Une requête de la plateforme de l’opposition ivoirienne auprès de la Cour africaine des droits de l’homme et des peuples sur la nouvelle loi constituant la Commission électorale indépendante (CEI) a été «jugée recevable», a annoncé samedi à Yamoussoukro Henri Konan Bédié, lors d’un meeting d’hommage à feu Félix Houphouët-Boigny.

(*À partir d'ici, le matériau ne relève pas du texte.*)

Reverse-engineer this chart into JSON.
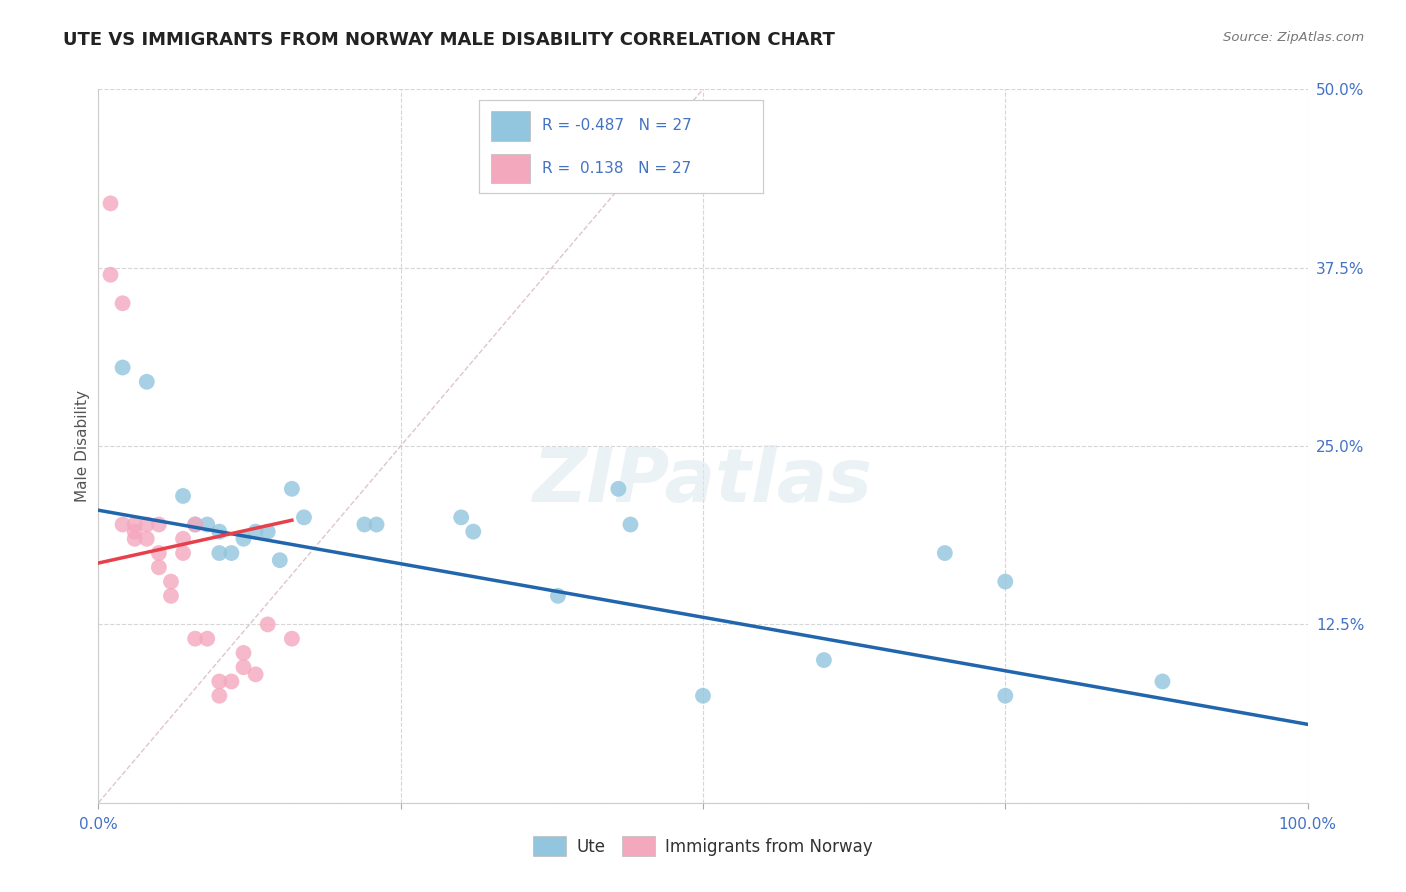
{
  "title": "UTE VS IMMIGRANTS FROM NORWAY MALE DISABILITY CORRELATION CHART",
  "source": "Source: ZipAtlas.com",
  "ylabel": "Male Disability",
  "watermark": "ZIPatlas",
  "xlim": [
    0,
    1.0
  ],
  "ylim": [
    0,
    0.5
  ],
  "yticks": [
    0.0,
    0.125,
    0.25,
    0.375,
    0.5
  ],
  "ytick_labels": [
    "",
    "12.5%",
    "25.0%",
    "37.5%",
    "50.0%"
  ],
  "xticks": [
    0.0,
    0.25,
    0.5,
    0.75,
    1.0
  ],
  "xtick_labels": [
    "0.0%",
    "",
    "",
    "",
    "100.0%"
  ],
  "legend_r_blue": "-0.487",
  "legend_r_pink": "0.138",
  "legend_n": "27",
  "blue_color": "#92c5de",
  "pink_color": "#f4a8be",
  "line_blue_color": "#2166ac",
  "line_pink_color": "#e8404a",
  "legend_text_color": "#4472c4",
  "blue_scatter_x": [
    0.02,
    0.04,
    0.07,
    0.08,
    0.09,
    0.1,
    0.1,
    0.11,
    0.12,
    0.13,
    0.14,
    0.15,
    0.16,
    0.17,
    0.22,
    0.23,
    0.3,
    0.31,
    0.43,
    0.44,
    0.6,
    0.7,
    0.75,
    0.75,
    0.88,
    0.5,
    0.38
  ],
  "blue_scatter_y": [
    0.305,
    0.295,
    0.215,
    0.195,
    0.195,
    0.19,
    0.175,
    0.175,
    0.185,
    0.19,
    0.19,
    0.17,
    0.22,
    0.2,
    0.195,
    0.195,
    0.2,
    0.19,
    0.22,
    0.195,
    0.1,
    0.175,
    0.155,
    0.075,
    0.085,
    0.075,
    0.145
  ],
  "pink_scatter_x": [
    0.01,
    0.01,
    0.02,
    0.02,
    0.03,
    0.03,
    0.03,
    0.04,
    0.04,
    0.05,
    0.05,
    0.05,
    0.06,
    0.06,
    0.07,
    0.07,
    0.08,
    0.08,
    0.09,
    0.1,
    0.1,
    0.11,
    0.12,
    0.12,
    0.13,
    0.14,
    0.16
  ],
  "pink_scatter_y": [
    0.42,
    0.37,
    0.35,
    0.195,
    0.195,
    0.19,
    0.185,
    0.195,
    0.185,
    0.195,
    0.175,
    0.165,
    0.155,
    0.145,
    0.185,
    0.175,
    0.195,
    0.115,
    0.115,
    0.085,
    0.075,
    0.085,
    0.105,
    0.095,
    0.09,
    0.125,
    0.115
  ],
  "blue_line_x": [
    0.0,
    1.0
  ],
  "blue_line_y": [
    0.205,
    0.055
  ],
  "pink_line_x": [
    0.0,
    0.16
  ],
  "pink_line_y": [
    0.168,
    0.198
  ],
  "diag_line_x": [
    0.0,
    0.5
  ],
  "diag_line_y": [
    0.0,
    0.5
  ],
  "background_color": "#ffffff",
  "grid_color": "#cccccc",
  "title_fontsize": 13,
  "axis_label_color": "#555555",
  "tick_color": "#4472c4"
}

«Je voudrais vous informer officiellement que la requête adressée par les groupes parlementaires de l’opposition ivoirienne dont le Pdci à la Cour africaine des droits de l’Homme et des peuples exprimant notre opposition à l’application de la nouvelle loi sur la CEI a été jugée recevable», a dit Henri Konan Bédié, président du Parti démocratique de Côte d’Ivoire (Pdci), à un meeting de sa formation.
«Nous espérons une conclusion heureuse dans les prochains mois», a ajouté M. Henri Konan Bédié, tout en saluant les frères et amis des partis politiques qui ont répondu à l’appel pour la constitution de la plateforme non-idéologique de l’opposition, regroupée pour la conquête du pouvoir.
Dans une adresse à des milliers de militants, sur la Place Jean Paul II de Yamoussoukro, M. Bédié a salué sur sa terre natale, la mémoire de feu Félix Houphouët-Boigny, fondateur du PDCI, appelant les militants à ne point céder à la peur dans l’élan pour la reconquête du pouvoir d’Etat.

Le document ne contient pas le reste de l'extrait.